World War Z: good book, troubled film production. Max Brooks' oral history of a worldwide zombie plague is clever and fun—and at this point, it's the one exception that proves the rule that zombies, as monsters and characters/metaphors/whatever, are totally exhausted.

Brad Pitt's adaptation of World War Z, which appears to trade intimacy for spectacle, looks absolutely nothing like the book—io9 nails when they say it looks "like 2012 with zombies." Which is probably to be expected: a faithful adaptation of World War Z would be a Ken Burns-style mockumentary, and that shit doesn't make money!

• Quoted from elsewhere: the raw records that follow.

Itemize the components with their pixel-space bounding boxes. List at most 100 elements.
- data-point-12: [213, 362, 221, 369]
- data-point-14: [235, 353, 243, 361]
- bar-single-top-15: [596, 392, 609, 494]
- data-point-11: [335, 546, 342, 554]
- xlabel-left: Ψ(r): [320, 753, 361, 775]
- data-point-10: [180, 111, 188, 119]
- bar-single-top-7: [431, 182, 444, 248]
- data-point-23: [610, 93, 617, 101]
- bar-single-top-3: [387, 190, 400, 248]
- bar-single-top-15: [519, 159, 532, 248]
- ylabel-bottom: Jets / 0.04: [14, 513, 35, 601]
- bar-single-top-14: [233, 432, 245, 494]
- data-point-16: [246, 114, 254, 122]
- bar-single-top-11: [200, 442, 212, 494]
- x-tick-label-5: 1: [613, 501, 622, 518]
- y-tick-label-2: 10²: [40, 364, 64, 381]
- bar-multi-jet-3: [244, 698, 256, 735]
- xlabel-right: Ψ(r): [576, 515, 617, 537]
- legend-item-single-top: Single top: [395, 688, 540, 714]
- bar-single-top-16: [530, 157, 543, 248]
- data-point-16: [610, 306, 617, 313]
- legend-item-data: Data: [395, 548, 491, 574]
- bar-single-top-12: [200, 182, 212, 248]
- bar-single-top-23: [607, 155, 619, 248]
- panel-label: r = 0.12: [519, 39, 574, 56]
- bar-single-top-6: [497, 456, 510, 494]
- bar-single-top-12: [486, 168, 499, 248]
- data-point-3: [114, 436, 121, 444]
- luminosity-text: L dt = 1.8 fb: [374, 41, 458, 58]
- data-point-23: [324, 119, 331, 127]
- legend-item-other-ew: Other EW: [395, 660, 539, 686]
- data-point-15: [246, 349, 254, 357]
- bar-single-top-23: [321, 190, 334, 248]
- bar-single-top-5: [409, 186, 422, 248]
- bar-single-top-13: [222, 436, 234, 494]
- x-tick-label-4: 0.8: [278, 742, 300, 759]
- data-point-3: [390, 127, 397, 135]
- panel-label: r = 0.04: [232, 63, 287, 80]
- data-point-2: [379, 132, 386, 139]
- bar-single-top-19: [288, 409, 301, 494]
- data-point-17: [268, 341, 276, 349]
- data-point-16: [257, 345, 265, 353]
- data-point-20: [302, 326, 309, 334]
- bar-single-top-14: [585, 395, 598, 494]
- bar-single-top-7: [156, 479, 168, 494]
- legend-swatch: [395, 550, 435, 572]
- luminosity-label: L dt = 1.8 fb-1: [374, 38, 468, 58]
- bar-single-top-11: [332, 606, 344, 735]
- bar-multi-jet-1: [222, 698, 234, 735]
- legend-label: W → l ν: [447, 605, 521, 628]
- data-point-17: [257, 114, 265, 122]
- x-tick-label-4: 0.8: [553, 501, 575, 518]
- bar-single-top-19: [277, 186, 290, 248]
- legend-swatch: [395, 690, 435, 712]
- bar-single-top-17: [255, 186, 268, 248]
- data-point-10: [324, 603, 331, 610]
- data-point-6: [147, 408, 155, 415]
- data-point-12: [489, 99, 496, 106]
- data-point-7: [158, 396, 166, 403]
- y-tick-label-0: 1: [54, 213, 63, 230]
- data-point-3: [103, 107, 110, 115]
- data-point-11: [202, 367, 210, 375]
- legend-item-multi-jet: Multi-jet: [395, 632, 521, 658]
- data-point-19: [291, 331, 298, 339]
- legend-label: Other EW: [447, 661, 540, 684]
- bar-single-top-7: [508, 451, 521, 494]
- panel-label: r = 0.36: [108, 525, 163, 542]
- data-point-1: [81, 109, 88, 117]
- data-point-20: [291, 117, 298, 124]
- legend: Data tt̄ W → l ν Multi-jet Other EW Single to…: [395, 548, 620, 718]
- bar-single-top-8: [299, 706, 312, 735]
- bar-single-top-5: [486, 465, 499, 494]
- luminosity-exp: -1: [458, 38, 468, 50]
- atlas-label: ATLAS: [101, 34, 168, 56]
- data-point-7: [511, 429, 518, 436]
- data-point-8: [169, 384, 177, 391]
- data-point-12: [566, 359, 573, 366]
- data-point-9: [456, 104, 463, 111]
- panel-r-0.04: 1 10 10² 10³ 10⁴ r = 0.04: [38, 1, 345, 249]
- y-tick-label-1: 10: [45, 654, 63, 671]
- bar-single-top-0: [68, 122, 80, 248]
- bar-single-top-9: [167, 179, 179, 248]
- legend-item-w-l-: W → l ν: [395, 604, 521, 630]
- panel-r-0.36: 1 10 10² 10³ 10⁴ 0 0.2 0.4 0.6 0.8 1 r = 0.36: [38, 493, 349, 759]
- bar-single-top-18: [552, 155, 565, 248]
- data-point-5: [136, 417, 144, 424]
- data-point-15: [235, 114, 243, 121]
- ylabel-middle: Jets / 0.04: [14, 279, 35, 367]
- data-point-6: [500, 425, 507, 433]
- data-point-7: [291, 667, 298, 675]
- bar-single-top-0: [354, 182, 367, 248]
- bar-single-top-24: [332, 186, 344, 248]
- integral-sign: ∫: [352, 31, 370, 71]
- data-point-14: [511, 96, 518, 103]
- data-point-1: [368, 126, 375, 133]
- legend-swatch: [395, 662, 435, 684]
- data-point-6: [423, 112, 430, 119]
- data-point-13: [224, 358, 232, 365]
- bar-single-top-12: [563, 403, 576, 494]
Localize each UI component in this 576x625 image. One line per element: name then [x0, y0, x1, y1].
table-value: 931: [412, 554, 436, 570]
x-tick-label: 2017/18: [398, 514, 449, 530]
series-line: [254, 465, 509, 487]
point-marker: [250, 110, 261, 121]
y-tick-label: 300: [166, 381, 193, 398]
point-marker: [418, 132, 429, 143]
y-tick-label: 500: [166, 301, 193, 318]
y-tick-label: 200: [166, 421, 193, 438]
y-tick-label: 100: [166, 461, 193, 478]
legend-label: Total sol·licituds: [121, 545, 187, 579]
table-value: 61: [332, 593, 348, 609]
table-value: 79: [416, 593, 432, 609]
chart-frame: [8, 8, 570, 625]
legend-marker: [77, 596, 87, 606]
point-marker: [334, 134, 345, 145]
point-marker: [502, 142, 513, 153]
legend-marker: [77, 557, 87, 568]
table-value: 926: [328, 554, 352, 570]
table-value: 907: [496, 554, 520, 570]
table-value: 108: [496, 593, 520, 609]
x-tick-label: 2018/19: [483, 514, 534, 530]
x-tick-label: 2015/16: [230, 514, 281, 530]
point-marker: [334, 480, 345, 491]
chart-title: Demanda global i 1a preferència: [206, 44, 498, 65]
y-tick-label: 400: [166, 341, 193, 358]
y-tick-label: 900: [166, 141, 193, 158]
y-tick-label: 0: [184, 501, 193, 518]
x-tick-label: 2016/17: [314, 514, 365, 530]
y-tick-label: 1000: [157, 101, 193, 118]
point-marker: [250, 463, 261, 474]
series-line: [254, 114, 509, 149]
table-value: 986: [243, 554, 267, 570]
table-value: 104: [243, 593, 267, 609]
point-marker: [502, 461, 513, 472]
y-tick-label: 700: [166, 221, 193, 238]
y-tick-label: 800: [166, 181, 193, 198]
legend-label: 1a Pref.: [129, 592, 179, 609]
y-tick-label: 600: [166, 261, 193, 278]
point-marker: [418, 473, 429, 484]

But here's the thing: Yeah, it's a bummer that the book is gonna get shafted, but I'm kinda digging what the World War Z movie appears to be doing. The first 45 seconds of that trailer are great—and even if from there on out it feels like an episode of Michael Bay's The Walking Dead, it still looks like something I'd watch. It's impossible to judge a movie by its trailer (the previews for Life of Pi—another film based on a good book, and another film with one or two problems—have been fucking atrocious, but the movie's really solid), and who knows, maybe World War Z will turn out to be as smart as the book. But even if it's just a dumbed-down disaster flick with waves of lemming-like zombies crushing everything in their path? Hell, it'll still be a disaster flick with waves of lemming-like zombies crushing everything in their path.